An exhaust valve 9 is disposed at the exhaust port 7, and the intake valve 8 and the exhaust valve 9 are opened and closed at a predetermined timing in synchronization with an engine output shaft (not shown). You. That is, the engine 1 is a conventionally known otto-cycle gasoline four-cycle engine.

The engine 1 has a sub-chamber 10.
The sub-chamber 10 has a sub-chamber port 10a open to the combustion chamber 4, and a sub-chamber valve 11 is disposed in the sub-chamber port 10a. It can be opened and closed.

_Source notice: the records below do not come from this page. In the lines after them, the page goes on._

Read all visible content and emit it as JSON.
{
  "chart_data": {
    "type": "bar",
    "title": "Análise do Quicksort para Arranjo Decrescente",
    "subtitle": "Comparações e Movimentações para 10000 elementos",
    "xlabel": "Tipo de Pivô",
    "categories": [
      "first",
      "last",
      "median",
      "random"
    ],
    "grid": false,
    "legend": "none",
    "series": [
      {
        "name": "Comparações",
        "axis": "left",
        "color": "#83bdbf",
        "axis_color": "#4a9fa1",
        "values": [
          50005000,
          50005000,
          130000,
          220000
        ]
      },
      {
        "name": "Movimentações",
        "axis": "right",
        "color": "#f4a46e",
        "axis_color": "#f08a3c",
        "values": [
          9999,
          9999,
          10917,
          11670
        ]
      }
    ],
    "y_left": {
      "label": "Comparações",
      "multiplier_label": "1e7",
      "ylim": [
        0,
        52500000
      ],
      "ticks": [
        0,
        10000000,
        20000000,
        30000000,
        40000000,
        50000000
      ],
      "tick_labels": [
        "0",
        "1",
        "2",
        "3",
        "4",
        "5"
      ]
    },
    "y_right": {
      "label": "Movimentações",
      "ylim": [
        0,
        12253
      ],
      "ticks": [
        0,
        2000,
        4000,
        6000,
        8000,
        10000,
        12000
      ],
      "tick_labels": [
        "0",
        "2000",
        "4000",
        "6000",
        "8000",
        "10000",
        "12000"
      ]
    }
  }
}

FIG. 4 shows an example of the opening / closing timing of the sub chamber valve 11. As is apparent from FIG.
Is the ABD whose closing timing is the same as the ignition timing
C160 deg, which is about 7
The sub-chamber valve 11 is opened before 0 deg. Note that the closing timing of the intake valve 8 is about 5 after the passage of the top dead center.
0 deg.

With the above configuration, a part of the air-fuel mixture in the combustion chamber 4 is confined in the sub-chamber 10 by the sub-chamber valve 11 which is opened and closed in the compression stroke. In the compression stroke, the air-fuel mixture cooled in the sub-chamber 10 is replaced with a part of the air-fuel mixture in the combustion chamber 4.

Thus, the temperature of the air-fuel mixture in the combustion chamber 4 (in-cylinder temperature) is lower than that of a normal engine having no sub-chamber 10, and the thermal efficiency of the engine 1 is improved.

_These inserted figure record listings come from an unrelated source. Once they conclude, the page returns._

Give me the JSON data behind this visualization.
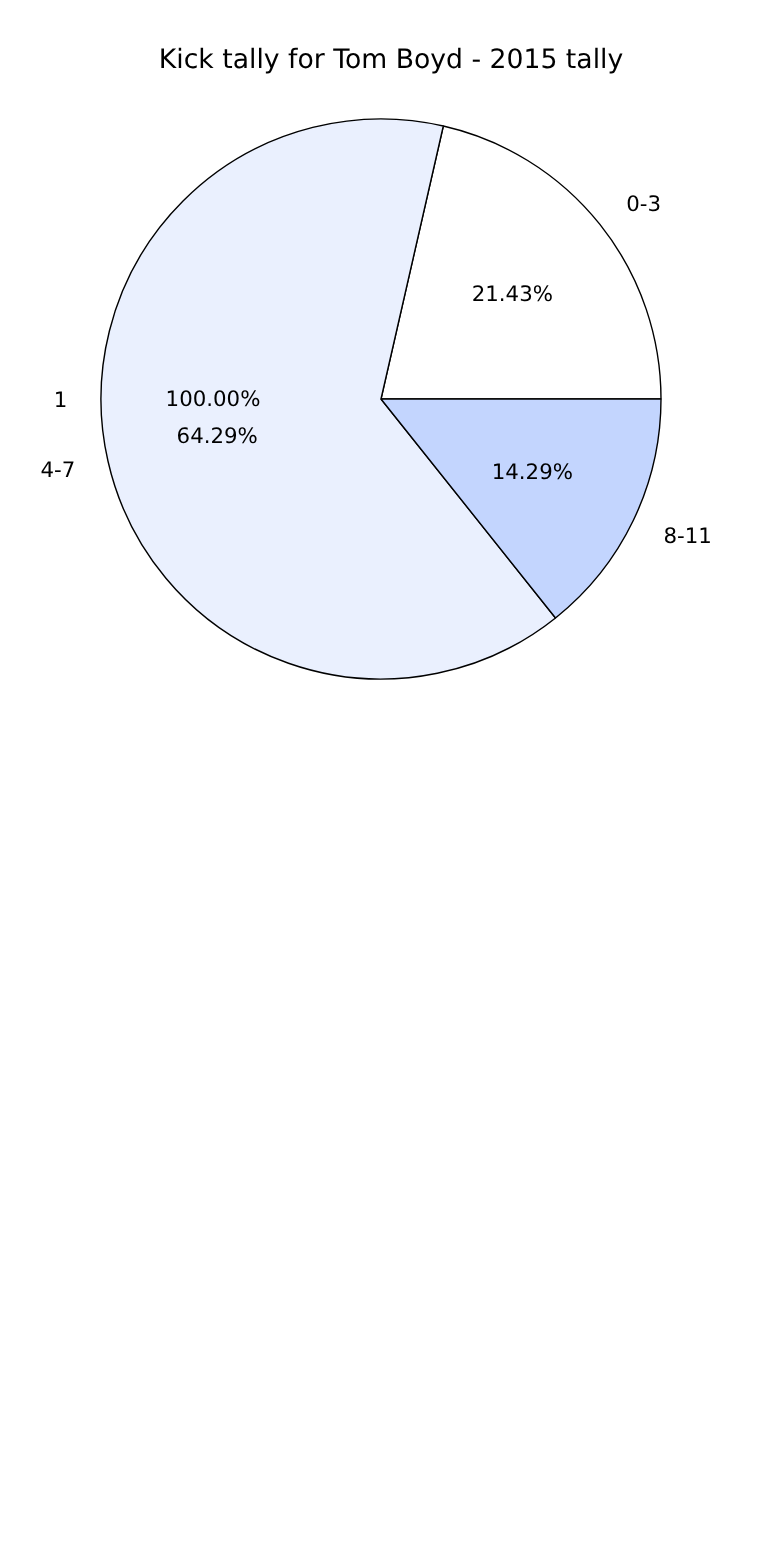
{
  "chart_data": {
    "type": "pie",
    "title": "Kick tally for Tom Boyd - 2015 tally",
    "categories": [
      "0-3",
      "4-7",
      "8-11"
    ],
    "values": [
      21.43,
      64.29,
      14.29
    ],
    "colors": [
      "#ffffff",
      "#eaf0fe",
      "#c3d5fe"
    ],
    "value_labels": [
      "21.43%",
      "64.29%",
      "14.29%"
    ],
    "annotations": [
      "1",
      "100.00%"
    ]
  }
}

In addition, the fact that the temperature in the cylinder lowers means that
It is also advantageous for knocking measures. Therefore, when the compression ratio of the engine is increased or the boost pressure is increased, it is effective as a knocking countermeasure.

Although the invention has been described with reference to an otto-cycle type engine as an example, the invention can be applied to a diesel engine. When applied to this diesel engine, there is an effect that NO _X in exhaust gas can be reduced in addition to improvement in thermal efficiency.

[0027]

As is apparent from the above description, according to the present invention, the thermal efficiency of the engine can be improved by lowering the in-cylinder temperature.

[Brief description of the drawings]

FIG. 1 is a diagram showing the relationship between the in-cylinder temperature and the specific heat (constant volume specific heat) of an air-fuel mixture.

FIG. 2 is a typical acupressure diagram of an engine.

FIG. 3 is a schematic diagram of an engine according to the embodiment.

FIG. 4 is a diagram showing an example of an opening / closing timing of a sub-chamber valve.

[Explanation of symbols]

 DESCRIPTION OF SYMBOLS 1 Engine 3 Piston 4 Combustion chamber 5 Spark plug 8 Intake valve 10 Subchamber 10a Subchamber port opening to combustion chamber 11 Subchamber valve

Continuing from the front page (72) Inventor Kenji Kashiyama 3-1 Shinchi, Funaka-cho, Aki-gun, Hiroshima Prefecture Inside Mazda Corporation (72) Inventor Junzo Sasaki 3-1 Shinchi, Fuchu-cho, Aki-gun, Hiroshima Prefecture Mazda Corporation (56) References JP-A-54-98408 (JP, A) JP-A-54-116512 (JP, A) JP-A-57-164224 (JP, U) (58) Fields investigated (Int. Cl. ⁶ , DB name) F02D 15/04

Claims (1)

(57) [Claims] 1. A sub-chamber formed in an engine body and opening to a combustion chamber, and a sub-chamber valve for opening and closing the sub-chamber, wherein the sub-chamber valve is opened in a middle stage of a compression stroke. ,
An engine closed during the end of the compression stroke or the beginning of the explosion stroke.